Centene’s extensive real estate portfolio was a product of its former CEO Michael Neidorff, who spearheaded the original plans for the East Coast headquarters that would bring 3,900 jobs to North Carolina.

For years, Centene was successful through growth under Neidoff. Neidorf grew the company from a $40 million healthcare plan into a giant in the managed care industry, generating $126 billion in sales last year. Neidorff was given medical leave in February and Sarah London was named to succeed him in March. Neidorff died in April at the age of 79.

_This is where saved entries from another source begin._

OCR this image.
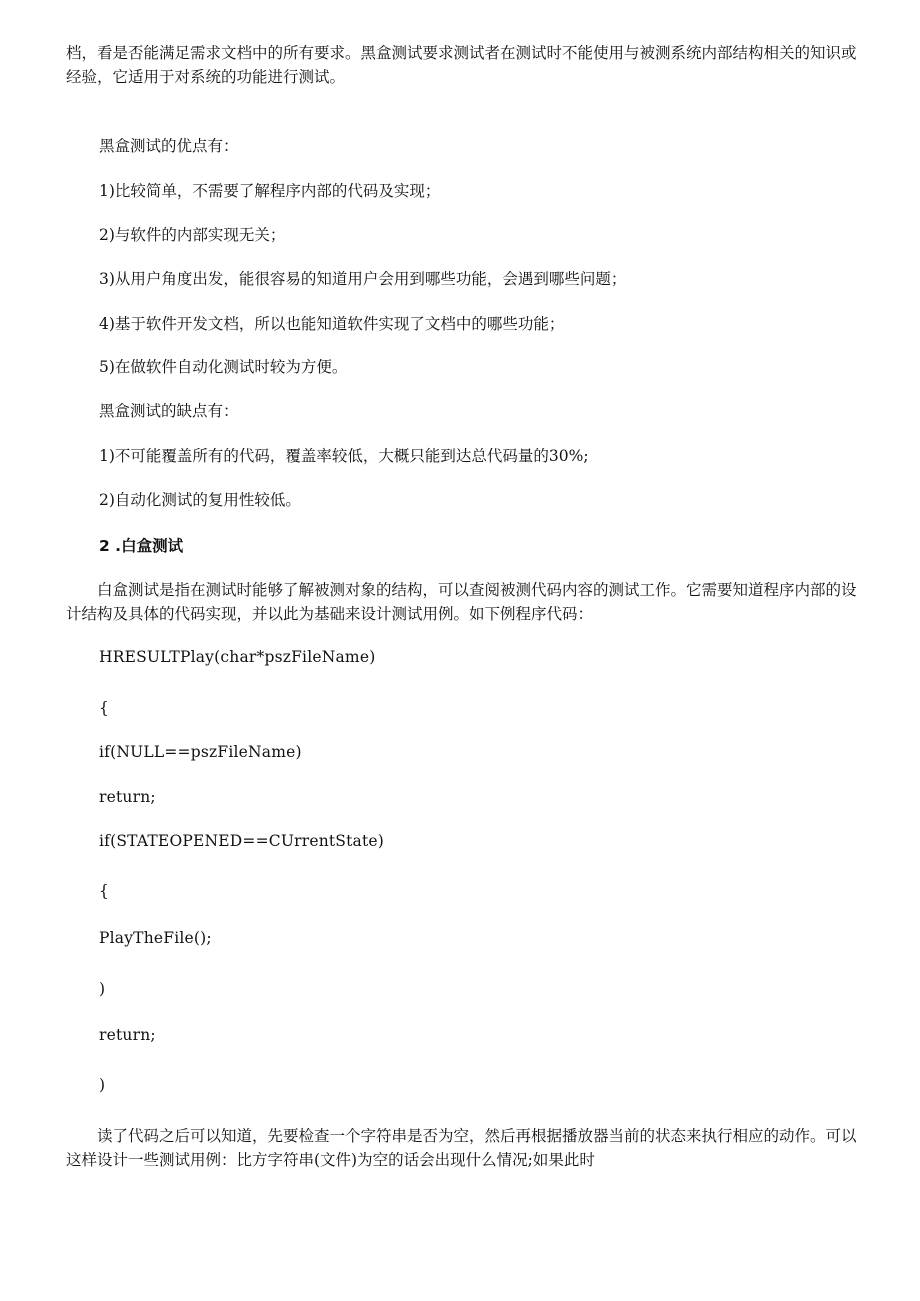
档，看是否能满足需求文档中的所有要求。黑盒测试要求测试者在测试时不能使用与被测系统内部结构相关的知识或经验，它适用于对系统的功能进行测试。

黑盒测试的优点有：

1)比较简单，不需要了解程序内部的代码及实现；

2)与软件的内部实现无关；

3)从用户角度出发，能很容易的知道用户会用到哪些功能，会遇到哪些问题；

4)基于软件开发文档，所以也能知道软件实现了文档中的哪些功能；

5)在做软件自动化测试时较为方便。

黑盒测试的缺点有：

1)不可能覆盖所有的代码，覆盖率较低，大概只能到达总代码量的30%;

2)自动化测试的复用性较低。

2 .白盒测试

白盒测试是指在测试时能够了解被测对象的结构，可以查阅被测代码内容的测试工作。它需要知道程序内部的设计结构及具体的代码实现，并以此为基础来设计测试用例。如下例程序代码：

HRESULTPlay(char*pszFileName)

{

if(NULL==pszFileName)

return;

if(STATEOPENED==CUrrentState)

{

PlayTheFile();

)

return;

)

读了代码之后可以知道，先要检查一个字符串是否为空，然后再根据播放器当前的状态来执行相应的动作。可以这样设计一些测试用例：比方字符串(文件)为空的话会出现什么情况;如果此时
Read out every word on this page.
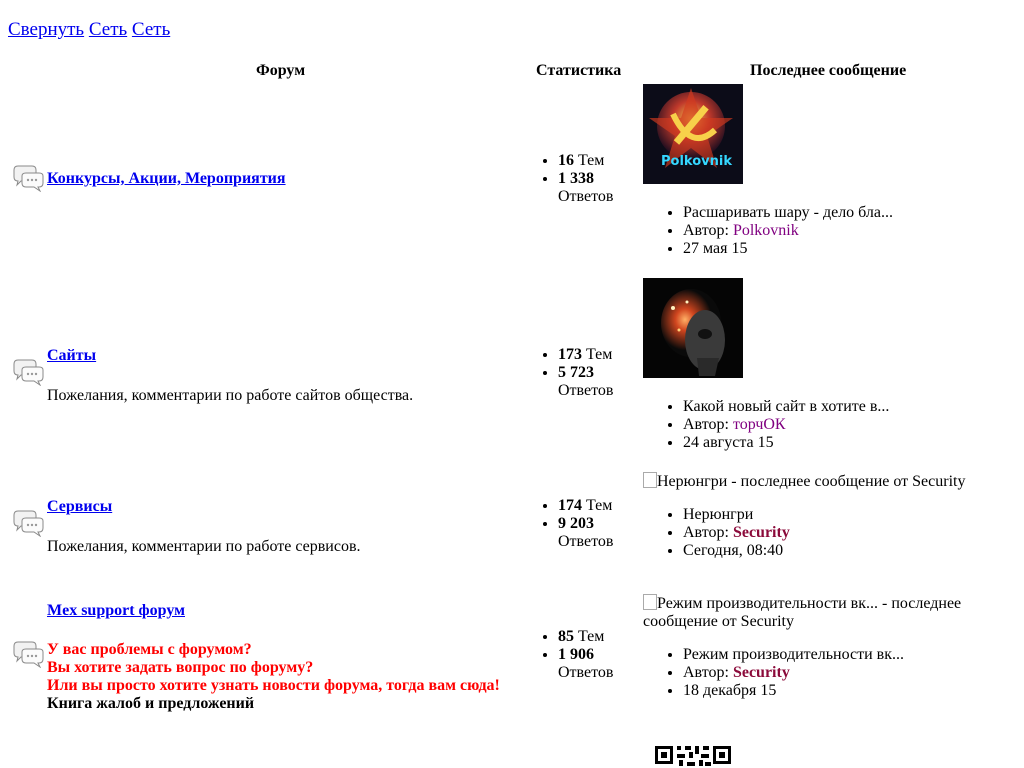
Свернуть Сеть Сеть
Форум	Статистика	Последнее сообщение
Конкурсы, Акции, Мероприятия
• 16 Тем
• 1 338
Ответов
Polkovnik
• Расшаривать шару - дело бла...
• Автор: Polkovnik
• 27 мая 15
Сайты
Пожелания, комментарии по работе сайтов общества.
• 173 Тем
• 5 723
Ответов
• Какой новый сайт в хотите в...
• Автор: торчОК
• 24 августа 15
Сервисы
Пожелания, комментарии по работе сервисов.
• 174 Тем
• 9 203
Ответов
Нерюнгри - последнее сообщение от Security
• Нерюнгри
• Автор: Security
• Сегодня, 08:40
Mex support форум
У вас проблемы с форумом?
Вы хотите задать вопрос по форуму?
Или вы просто хотите узнать новости форума, тогда вам сюда!
Книга жалоб и предложений
• 85 Тем
• 1 906
Ответов
Режим производительности вк... - последнее
сообщение от Security
• Режим производительности вк...
• Автор: Security
• 18 декабря 15
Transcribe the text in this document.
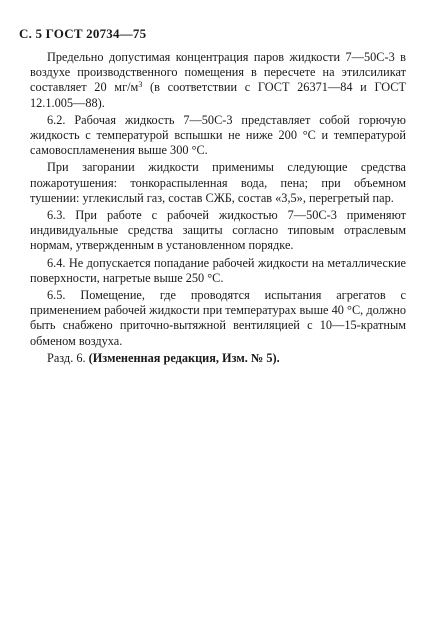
С. 5 ГОСТ 20734—75

Предельно допустимая концентрация паров жидкости 7—50С-3 в воздухе производственного помещения в пересчете на этилсиликат составляет 20 $мг/м^3$ (в соответствии с ГОСТ 26371—84 и ГОСТ 12.1.005—88).

6.2. Рабочая жидкость 7—50С-3 представляет собой горючую жидкость с температурой вспышки не ниже 200 °С и температурой самовоспламенения выше 300 °С.

При загорании жидкости применимы следующие средства пожаротушения: тонкораспыленная вода, пена; при объемном тушении: углекислый газ, состав СЖБ, состав «3,5», перегретый пар.

6.3. При работе с рабочей жидкостью 7—50С-3 применяют индивидуальные средства защиты согласно типовым отраслевым нормам, утвержденным в установленном порядке.

6.4. Не допускается попадание рабочей жидкости на металлические поверхности, нагретые выше 250 °С.

6.5. Помещение, где проводятся испытания агрегатов с применением рабочей жидкости при температурах выше 40 °С, должно быть снабжено приточно-вытяжной вентиляцией с 10—15-кратным обменом воздуха.

Разд. 6. (Измененная редакция, Изм. № 5).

After years of acquisitions, investors are looking for change. Analysts said the company’s stock price underperformed compared to its peers. Last year, the company announced a plan to improve margins and trim non-essential assets. After an activist investor jumped in last year, the company agreed to overhaul its board.

During an earnings report in July, Centene said it plans to reduce its domestic rental space by 70%, which it expects would save $200 million in rent annually.

“In my view, there’s no way to gain efficiencies with two corporate headquarters,” said Utterback, an analyst at Morningstar.

The company also announced plans to sell a Spanish hospital business and a company that operates radiology clinics in Slovakia and the Czech Republic.

Investors appear to be happy with the measures. After it was announced that Centene was abandoning its East Coast headquarters plans, Wall Street reacted enthusiastically, with Centene shares up 1.6% on Friday to close at $96.90.

In Clayton, where officials are still canceling the development agreement with the company, Mayor Michelle Harris said the company’s presence is a real asset to the region.

And its decision not to operate its East Coast campus brought “a degree to the community” that Centene won’t be leaving the St. Louis area.

“I hope your employees come to Clayton for lunch,” Harris said.